OpenSolaris 2009.06:
real	14m20.792s
user	18m36.871s
sys	5m39.549s
(860.8 seconds)

Haiku r35024:
real	17m18.436s
user	27m22.108s
sys	5m0.447s
(1038.4 seconds)

Comparing Haiku r35024 and ZETA 1.2 (compiling r28969):

ZETA 1.2 (with StatCacheServer running to accelerate jam file lookup):
real	86m54.680s
user	22m8.017s
sys	80m48.841s
(5214.7 seconds)

Haiku r35024:
real	13m0.474s
user	20m30.814s
sys	3m36.103s
(780.5 seconds)

Conclusion

As you can see, FreeBSD 8.0 kicks butt in this particular benchmark. The concurrency in that kernel on a 2-way SMP system is the most optimized out of all these systems. It beats Linux by a factor of 1.14 and OpenSolaris by a factor 1.21. Seems like the FreeBSD guys have done a good job at eliminating their giant kernel lock effectively.
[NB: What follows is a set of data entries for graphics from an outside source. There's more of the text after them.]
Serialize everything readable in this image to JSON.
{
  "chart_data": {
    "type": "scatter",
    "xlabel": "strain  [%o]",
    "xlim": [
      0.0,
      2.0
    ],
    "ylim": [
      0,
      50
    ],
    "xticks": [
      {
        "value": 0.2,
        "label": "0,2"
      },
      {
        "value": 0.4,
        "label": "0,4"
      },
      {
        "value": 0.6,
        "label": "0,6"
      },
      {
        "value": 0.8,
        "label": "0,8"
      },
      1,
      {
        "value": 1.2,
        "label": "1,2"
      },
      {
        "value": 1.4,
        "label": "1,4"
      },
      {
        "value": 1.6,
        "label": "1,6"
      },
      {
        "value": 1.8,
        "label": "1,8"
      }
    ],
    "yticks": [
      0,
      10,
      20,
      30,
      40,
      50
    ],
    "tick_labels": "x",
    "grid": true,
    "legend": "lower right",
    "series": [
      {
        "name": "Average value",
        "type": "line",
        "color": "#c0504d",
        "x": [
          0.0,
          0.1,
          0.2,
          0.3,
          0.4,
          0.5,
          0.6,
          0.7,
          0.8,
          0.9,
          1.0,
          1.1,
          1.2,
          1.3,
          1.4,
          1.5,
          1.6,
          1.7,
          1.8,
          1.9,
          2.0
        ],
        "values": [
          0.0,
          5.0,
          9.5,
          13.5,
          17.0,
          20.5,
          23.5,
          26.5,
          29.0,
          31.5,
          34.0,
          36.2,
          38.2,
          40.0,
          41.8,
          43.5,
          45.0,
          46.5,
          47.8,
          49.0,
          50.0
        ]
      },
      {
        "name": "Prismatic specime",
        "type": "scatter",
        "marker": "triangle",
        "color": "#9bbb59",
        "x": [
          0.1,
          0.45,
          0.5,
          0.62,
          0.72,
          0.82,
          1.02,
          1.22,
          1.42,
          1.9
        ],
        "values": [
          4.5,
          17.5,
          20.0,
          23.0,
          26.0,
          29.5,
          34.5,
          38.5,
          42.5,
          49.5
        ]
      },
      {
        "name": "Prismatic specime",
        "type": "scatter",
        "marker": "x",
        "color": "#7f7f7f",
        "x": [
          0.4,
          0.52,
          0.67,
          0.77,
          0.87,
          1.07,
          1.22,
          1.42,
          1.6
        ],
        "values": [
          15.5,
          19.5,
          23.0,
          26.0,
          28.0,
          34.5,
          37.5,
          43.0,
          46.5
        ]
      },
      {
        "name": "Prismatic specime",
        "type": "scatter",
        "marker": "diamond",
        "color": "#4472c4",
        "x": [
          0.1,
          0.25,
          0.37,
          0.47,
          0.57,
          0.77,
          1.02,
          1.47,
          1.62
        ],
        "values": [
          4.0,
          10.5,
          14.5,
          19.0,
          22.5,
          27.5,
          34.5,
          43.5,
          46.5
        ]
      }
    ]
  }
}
What is also noteworthy is that Ingo managed to bring Haiku up to speed. As expected, it is still lagging behind the other guys: 1.45 times slower than FreeBSD, 1.28 times slower than Linux and 1.21 times slower than OpenSolaris. At least in this particular benchmark. I still find that quite exciting, considering how advanced and well optimized these other systems are. Large corporations are putting a lot of money into making these platforms fast. What also sticks out is that Haiku is seriously kicking ZETA's butt. Wow, 6.68 times faster? ZETA's app_server may still be a lot snappier than Haiku's, but boy the Haiku kernel is running circles around the ZETA one! Also, in previous discussions, I remember it being mentioned often that for compiling software, the BFS design is quite a bottleneck. But to me it seems that this cannot be the case. At least it cannot be the main reason that ZETA is performing so badly. From what I learned in various IRC channels and reading other benchmarks, the file system is probably not a very important factor in this particular test. The optimizations that Ingo did in the Haiku kernel hint that reducing waiting times on important kernel locks (contention) as well as efficient algorithms in the kernel have the greatest impact. The work that Ingo and Axel have put into kernel tracing and graphical analysis tools is paying off. And of course it helps that Ingo knows what he is doing when he applies optimizations. From talking to him it seems there are still a lot of opportunities to optimize stuff in the kernel and further reduce lock contention. Ingo is using an 8 core machine for development now, and since Haiku's kernel does not scale as well as the other platforms, the numbers are different on an 8 core machine versus only 2 cores, putting Haiku further behind the other systems. I am excited about the work Ingo is doing and it will be interesting to watch how Haiku is steadily catching up in becoming a very viable host platform for compiling itself.